Started in 2013, Mite Limited Corporation renovates buildings for sale or rent. Mite’s listed address is 350 Circle Ave. Ste. 200, the site of Constituent Outreach Consultants, a political communications firm; American Strategies, a political strategy, campaign management and public relations firm; and houses Healy’s Westside, a local bar. Mannix is the head of American Strategies; Hosty is the general manager of Healy’s Westside.
Mayor Anthony Calderone, another of the three members of the electoral board, did not immediately respond to an interview request about whether Hosty and Mannix’s business partnership presented a conflict of interest in the electoral board’s deliberations.
“Mark Hosty is not the proponent or opponent to the ballot access objection filed against the gaming issue referendum,” Mannix wrote in an email.
But nearly two years ago, Hosty submitted three questions for the upcoming March ballot.
Only three questions are allowed on any ballot, and political action committee Let Forest Park Vote on Video Gaming wants to submit a binding referendum on video gaming for the upcoming ballot. Let Forest Park Vote questions the timeliness of the questions submitted by Hosty, now a River Forest resident. If Let Forest Park Vote is successful in getting its question on the March ballot, and residents vote against the practice, electronic gambling will be outlawed in the village.
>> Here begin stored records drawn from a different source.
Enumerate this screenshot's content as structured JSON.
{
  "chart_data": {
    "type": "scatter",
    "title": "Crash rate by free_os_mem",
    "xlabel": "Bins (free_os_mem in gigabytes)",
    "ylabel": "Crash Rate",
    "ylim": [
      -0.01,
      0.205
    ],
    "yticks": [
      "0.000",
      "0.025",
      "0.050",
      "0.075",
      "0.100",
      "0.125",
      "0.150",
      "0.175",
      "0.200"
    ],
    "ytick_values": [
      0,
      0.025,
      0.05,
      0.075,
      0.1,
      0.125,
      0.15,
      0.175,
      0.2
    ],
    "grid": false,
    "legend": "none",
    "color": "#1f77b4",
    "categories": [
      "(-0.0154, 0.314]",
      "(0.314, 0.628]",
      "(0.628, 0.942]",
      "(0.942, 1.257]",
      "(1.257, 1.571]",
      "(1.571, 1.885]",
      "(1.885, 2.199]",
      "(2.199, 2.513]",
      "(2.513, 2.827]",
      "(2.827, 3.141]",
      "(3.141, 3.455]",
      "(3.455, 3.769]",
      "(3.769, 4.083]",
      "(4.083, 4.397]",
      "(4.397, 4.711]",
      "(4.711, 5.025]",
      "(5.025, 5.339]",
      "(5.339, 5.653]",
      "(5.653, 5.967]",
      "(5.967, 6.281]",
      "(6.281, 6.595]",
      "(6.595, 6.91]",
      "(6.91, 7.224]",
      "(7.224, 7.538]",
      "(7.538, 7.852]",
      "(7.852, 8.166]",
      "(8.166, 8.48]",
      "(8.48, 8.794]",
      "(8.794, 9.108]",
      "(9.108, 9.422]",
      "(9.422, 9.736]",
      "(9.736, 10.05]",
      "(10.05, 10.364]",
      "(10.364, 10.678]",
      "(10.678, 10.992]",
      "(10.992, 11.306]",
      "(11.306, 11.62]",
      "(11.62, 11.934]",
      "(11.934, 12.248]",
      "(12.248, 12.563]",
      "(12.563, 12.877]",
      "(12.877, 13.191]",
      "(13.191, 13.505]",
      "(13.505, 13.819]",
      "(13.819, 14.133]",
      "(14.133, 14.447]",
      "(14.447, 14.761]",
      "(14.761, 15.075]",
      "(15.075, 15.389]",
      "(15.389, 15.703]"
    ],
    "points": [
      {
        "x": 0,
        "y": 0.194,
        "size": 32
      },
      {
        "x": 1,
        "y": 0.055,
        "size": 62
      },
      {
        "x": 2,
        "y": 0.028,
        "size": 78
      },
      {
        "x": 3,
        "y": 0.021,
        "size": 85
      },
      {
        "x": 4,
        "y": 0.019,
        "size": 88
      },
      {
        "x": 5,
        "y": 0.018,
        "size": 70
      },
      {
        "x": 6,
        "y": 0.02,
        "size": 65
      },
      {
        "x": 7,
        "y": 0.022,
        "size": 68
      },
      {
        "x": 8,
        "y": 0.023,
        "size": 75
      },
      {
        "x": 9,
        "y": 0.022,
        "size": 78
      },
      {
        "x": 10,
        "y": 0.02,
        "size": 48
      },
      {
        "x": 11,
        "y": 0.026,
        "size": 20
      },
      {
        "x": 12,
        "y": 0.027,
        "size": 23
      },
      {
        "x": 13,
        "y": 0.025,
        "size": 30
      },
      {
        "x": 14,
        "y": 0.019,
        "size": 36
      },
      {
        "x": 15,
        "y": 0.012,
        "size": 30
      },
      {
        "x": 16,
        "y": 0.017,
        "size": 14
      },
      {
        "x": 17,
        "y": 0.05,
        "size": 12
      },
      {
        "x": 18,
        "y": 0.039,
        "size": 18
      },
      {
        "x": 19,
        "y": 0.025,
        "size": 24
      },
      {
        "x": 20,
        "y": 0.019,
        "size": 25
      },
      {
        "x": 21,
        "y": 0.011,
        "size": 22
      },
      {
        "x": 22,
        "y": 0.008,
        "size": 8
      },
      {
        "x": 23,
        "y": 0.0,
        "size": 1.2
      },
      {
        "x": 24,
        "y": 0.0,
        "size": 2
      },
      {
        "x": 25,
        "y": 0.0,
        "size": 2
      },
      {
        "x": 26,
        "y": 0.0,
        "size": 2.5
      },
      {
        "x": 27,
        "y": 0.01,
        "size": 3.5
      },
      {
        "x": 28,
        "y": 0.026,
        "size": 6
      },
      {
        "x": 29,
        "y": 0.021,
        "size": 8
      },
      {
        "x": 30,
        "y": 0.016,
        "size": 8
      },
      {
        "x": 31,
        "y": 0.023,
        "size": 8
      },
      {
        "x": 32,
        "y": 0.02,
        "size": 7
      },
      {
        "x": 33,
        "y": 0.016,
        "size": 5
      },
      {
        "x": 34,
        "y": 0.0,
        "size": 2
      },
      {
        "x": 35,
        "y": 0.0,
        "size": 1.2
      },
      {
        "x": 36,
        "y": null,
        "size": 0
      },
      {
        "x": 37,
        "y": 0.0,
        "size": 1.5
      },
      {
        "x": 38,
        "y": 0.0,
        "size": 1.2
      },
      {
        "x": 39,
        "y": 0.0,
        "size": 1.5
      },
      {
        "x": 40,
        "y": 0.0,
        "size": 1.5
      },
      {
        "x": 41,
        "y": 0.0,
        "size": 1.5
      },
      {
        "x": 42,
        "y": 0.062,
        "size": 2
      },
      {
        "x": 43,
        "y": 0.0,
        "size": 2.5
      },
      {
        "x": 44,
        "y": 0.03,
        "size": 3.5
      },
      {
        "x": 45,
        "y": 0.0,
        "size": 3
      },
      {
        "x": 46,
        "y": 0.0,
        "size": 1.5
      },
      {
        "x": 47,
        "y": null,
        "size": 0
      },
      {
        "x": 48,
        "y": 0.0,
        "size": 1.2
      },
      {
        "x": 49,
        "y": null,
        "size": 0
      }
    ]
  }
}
The Forest Park electoral board consists of Calderone, Village Clerk Vanessa Moritz and Mannix. The three will decide whether signatures collected by Let Forest Park Vote are valid. The next hearing on video gaming is scheduled Tuesday, Jan. 23 at 10 a.m. at Forest Park Village Hall, 517 Desplaines Ave.
“If someone would like to make a motion to the Cook County Clerk or the Circuit Court to have me disqualified they are welcome to do so. But that request will fail because it has no basis in either fact, law or reality,” Mannix emailed.